Alors que les prochains tours de scrutin détermineront les contours précis du paysage politique tunisien, il est évident que la transition du pays vers la démocratie entre dans une nouvelle phase. Car ce qui va arriver par la suite n’est pas clair: une forte participation d’Ennahdha aux élections législatives, éventuellement suivie de l’élection d’un nouveau président soutenu par ce parti pourrait contrarier les forces non islamistes, et ramener la Tunisie à la politique turbulente qui a caractérisé les gouvernements de la Troïka de 2012-2013.

On ignore également comment la nouvelle configuration politique de la Tunisie va fonctionner, face aux graves problèmes économiques et sociaux du pays.

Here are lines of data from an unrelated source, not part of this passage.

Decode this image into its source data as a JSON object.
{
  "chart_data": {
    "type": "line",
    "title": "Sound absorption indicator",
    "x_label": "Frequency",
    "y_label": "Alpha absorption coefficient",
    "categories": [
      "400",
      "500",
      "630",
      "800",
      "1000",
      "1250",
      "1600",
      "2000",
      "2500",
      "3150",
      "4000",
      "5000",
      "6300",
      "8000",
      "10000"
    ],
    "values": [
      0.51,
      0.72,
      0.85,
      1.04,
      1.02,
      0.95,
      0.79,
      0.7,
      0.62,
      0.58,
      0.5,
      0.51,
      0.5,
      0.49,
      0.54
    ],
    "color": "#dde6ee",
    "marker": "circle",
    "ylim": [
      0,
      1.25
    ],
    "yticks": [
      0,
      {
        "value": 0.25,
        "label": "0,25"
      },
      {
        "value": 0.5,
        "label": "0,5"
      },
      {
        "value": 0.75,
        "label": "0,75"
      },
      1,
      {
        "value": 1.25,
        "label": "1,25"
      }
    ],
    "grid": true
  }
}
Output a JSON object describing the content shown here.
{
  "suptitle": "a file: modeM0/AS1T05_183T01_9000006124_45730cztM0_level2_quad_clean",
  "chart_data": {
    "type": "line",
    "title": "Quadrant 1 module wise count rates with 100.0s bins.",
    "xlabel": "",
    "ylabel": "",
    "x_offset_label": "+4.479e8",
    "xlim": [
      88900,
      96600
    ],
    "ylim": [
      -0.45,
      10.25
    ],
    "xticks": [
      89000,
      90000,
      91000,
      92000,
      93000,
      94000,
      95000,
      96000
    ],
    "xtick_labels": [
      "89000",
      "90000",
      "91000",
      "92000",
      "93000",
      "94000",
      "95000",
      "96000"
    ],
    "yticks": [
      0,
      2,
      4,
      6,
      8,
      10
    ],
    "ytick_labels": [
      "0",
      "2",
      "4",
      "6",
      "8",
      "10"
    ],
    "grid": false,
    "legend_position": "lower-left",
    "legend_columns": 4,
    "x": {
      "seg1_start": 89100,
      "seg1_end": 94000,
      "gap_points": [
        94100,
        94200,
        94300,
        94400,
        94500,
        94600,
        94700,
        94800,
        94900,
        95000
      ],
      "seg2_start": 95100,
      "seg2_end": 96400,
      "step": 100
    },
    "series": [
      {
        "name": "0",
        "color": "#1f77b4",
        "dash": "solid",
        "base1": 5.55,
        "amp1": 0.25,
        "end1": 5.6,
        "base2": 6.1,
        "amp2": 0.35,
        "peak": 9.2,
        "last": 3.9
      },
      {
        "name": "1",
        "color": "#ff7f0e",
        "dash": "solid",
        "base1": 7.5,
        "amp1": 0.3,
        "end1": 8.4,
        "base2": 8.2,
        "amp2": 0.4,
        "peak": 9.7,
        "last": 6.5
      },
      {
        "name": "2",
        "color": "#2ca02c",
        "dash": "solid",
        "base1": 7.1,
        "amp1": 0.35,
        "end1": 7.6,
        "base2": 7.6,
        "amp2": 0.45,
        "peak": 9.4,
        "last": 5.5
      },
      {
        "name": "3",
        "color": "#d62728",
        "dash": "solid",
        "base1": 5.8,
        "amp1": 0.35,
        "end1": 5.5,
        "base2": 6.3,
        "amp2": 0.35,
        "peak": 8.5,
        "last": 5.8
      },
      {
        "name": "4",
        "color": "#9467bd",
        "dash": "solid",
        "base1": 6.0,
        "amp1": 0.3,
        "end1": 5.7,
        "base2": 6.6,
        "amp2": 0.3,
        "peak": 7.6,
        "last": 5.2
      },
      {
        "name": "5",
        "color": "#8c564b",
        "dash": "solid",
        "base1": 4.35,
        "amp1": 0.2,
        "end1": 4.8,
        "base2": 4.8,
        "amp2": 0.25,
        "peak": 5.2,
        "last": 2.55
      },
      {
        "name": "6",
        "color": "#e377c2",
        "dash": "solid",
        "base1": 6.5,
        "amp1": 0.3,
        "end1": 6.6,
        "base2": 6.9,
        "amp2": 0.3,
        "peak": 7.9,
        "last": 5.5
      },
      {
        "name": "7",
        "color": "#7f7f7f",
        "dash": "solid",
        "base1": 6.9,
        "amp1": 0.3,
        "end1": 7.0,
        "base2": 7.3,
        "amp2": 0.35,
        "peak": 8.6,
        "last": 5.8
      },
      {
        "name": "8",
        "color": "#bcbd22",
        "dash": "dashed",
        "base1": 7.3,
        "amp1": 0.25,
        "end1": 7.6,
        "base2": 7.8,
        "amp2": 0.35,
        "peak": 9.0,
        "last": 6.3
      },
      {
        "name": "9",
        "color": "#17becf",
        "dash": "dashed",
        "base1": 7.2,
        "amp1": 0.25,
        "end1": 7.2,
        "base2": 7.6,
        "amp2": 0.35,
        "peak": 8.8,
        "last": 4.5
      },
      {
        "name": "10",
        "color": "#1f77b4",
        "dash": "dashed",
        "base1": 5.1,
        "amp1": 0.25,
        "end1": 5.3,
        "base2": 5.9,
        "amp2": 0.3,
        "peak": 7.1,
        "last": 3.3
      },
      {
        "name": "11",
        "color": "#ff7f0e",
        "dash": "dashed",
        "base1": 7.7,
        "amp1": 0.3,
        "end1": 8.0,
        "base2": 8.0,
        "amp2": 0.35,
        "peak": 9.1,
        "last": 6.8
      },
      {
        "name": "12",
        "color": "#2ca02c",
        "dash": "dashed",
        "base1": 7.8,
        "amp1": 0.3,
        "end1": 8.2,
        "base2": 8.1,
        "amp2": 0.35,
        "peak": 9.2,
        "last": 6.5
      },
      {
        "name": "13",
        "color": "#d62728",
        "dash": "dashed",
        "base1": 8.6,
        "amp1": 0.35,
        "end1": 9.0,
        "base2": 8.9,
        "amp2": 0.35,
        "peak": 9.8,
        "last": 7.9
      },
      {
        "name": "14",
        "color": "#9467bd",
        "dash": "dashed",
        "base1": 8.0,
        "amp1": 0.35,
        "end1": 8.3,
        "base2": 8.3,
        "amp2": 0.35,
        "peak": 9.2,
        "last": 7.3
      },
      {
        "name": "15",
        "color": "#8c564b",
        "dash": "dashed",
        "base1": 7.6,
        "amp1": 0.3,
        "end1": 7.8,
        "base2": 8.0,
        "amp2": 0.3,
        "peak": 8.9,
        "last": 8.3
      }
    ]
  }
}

Pendant des années, les gouvernements tunisiens successifs ont reporté des décisions économiques difficiles, en raison du retard de croissance et de l’endettement croissant.

Aucun des 2 candidats issus du 1e tour n’a parlé clairement de sa politique économique, mis à part des commentaires généraux sur la nécessité de réduire la pauvreté. Aucun non plus n’a d’expérience dans le contrôle d’une économie nationale. L’avis de Saied sur la décentralisation du pouvoir pourrait rendre encore plus difficile l’adoption des réformes économiques nécessaires au niveau national.

Ce que veulent réellement les Tunisiens devient ambigu

Quoi qu’il en soit, la composition du nouveau gouvernement après les élections législatives sera essentielle pour déterminer les politiques économiques à venir.

La bonne nouvelle pour la Tunisie est qu’au moins, le système électoral a bien fonctionné. Cela laisse croire que les Tunisiens continuent de valoriser le système démocratique. Mais pour entrer en territoire inconnu, ce que veulent réellement les Tunisiens devient plus ambigu.

* Jacob Walles, également connu sous le nom de Jake, était ambassadeur des États-Unis en Tunisie du 24 juillet 2012 au 2 septembre 2015.

** Le titre et les intertitres sont de la rédaction.